Laboratory increased by 10%. Industrial was up 21% and food retailing was up 1%. On a year-to-date basis divestitures reduced food retailing sales by 5% acquisitions increased industrial sales by about 2%.
Now turning to slide number 7 and let me walk you through the key items of the P&L. Gross margins were 52.8% in the quarter, a 20 basis point increase over the prior year.
We benefited from operating leverage and pricing while, on the other hand, currencies reduced gross margins by approximately 170 basis points. We also had higher raw material costs, primarily due to steel related categories. R&D amounted to $29.6 million, an increase of 11% in local currency, while SG&A was $172.1 million an increase of 9% in local currency.
This increase was attributable to higher sales and marketing investments particularly in emerging market countries. Adjusted operating income amounted to $94.5 million which represents an 18% increase over the prior year amount of $79.9 million.
Currency, largely the Swiss Franc versus the Euro, reduced operating profit by approximately 5% in the quarter. Our operating margins amounted to 16.8% which is a 30 basis point decline from the prior year.

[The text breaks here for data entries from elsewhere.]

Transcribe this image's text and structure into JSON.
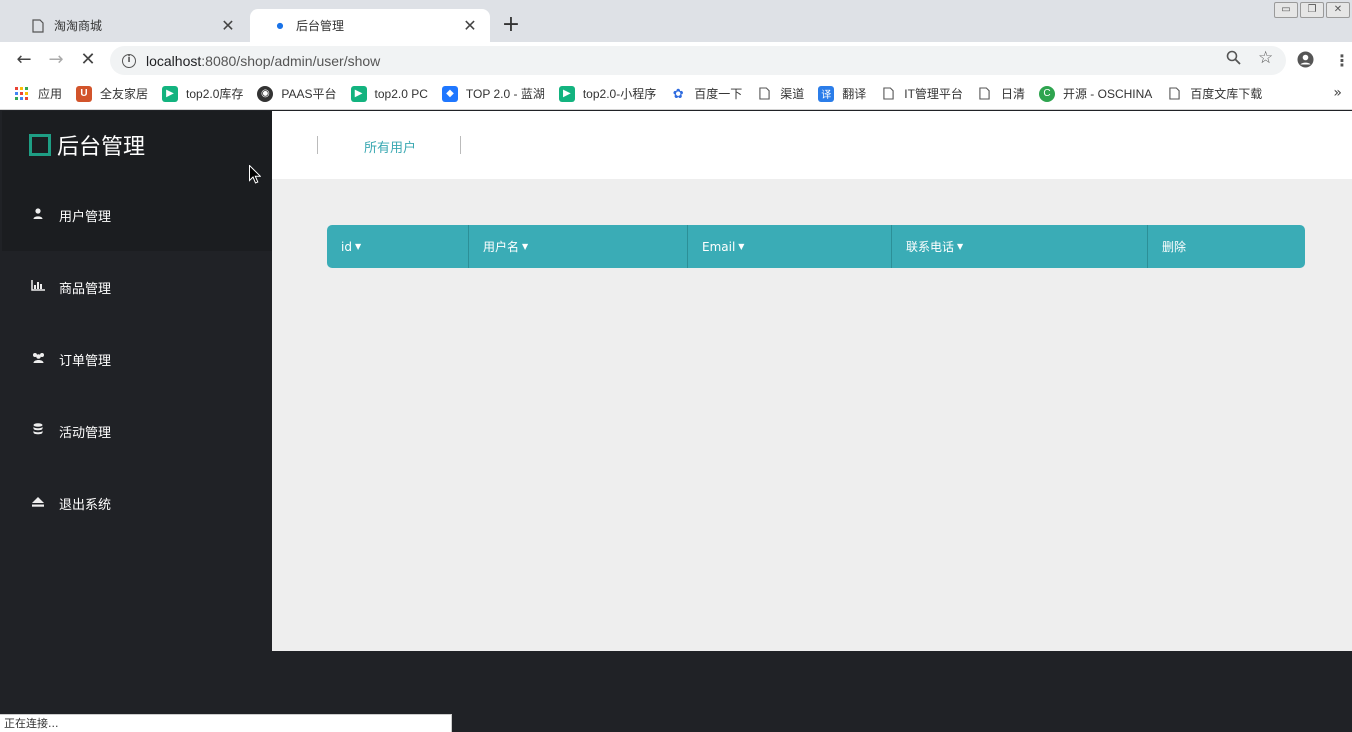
{
  "browser": {
    "tabs": [
      {
        "title": "淘淘商城",
        "active": false
      },
      {
        "title": "后台管理",
        "active": true
      }
    ],
    "url_host": "localhost",
    "url_rest": ":8080/shop/admin/user/show",
    "bookmarks": [
      {
        "label": "应用",
        "icon": "apps-grid-icon",
        "color": "#ea4335"
      },
      {
        "label": "全友家居",
        "icon": "brand-u-icon",
        "color": "#d2542b"
      },
      {
        "label": "top2.0库存",
        "icon": "play-icon",
        "color": "#13b37f"
      },
      {
        "label": "PAAS平台",
        "icon": "globe-icon",
        "color": "#333333"
      },
      {
        "label": "top2.0 PC",
        "icon": "play-icon",
        "color": "#13b37f"
      },
      {
        "label": "TOP 2.0 - 蓝湖",
        "icon": "lanhu-icon",
        "color": "#1f77ff"
      },
      {
        "label": "top2.0-小程序",
        "icon": "play-icon",
        "color": "#13b37f"
      },
      {
        "label": "百度一下",
        "icon": "paw-icon",
        "color": "#2f6bdf"
      },
      {
        "label": "渠道",
        "icon": "page-icon",
        "color": "#666666"
      },
      {
        "label": "翻译",
        "icon": "translate-icon",
        "color": "#2b7de9"
      },
      {
        "label": "IT管理平台",
        "icon": "page-icon",
        "color": "#666666"
      },
      {
        "label": "日清",
        "icon": "page-icon",
        "color": "#666666"
      },
      {
        "label": "开源 - OSCHINA",
        "icon": "oschina-icon",
        "color": "#2ea44f"
      },
      {
        "label": "百度文库下载",
        "icon": "page-icon",
        "color": "#666666"
      }
    ],
    "status_text": "正在连接..."
  },
  "sidebar": {
    "brand": "后台管理",
    "items": [
      {
        "label": "用户管理",
        "icon": "user-icon"
      },
      {
        "label": "商品管理",
        "icon": "bar-chart-icon"
      },
      {
        "label": "订单管理",
        "icon": "users-icon"
      },
      {
        "label": "活动管理",
        "icon": "database-icon"
      },
      {
        "label": "退出系统",
        "icon": "eject-icon"
      }
    ]
  },
  "content": {
    "top_link": "所有用户",
    "columns": [
      "id",
      "用户名",
      "Email",
      "联系电话",
      "删除"
    ],
    "accent": "#3aacb6"
  }
}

However, the combination of the weak dollar and the strong Swiss Franc versus the Euro reduced our operating profit margins by approximately 200 basis points. Especially given these currency head winds, we are quite pleased with our operating profit growth and margin improvement achieved during the quarter.
A couple of final comments on the P&L. Amortization amounted to $4.3 million. Interest expense was $5.7 million. Fully diluted shares for the quarter were 33 million shares.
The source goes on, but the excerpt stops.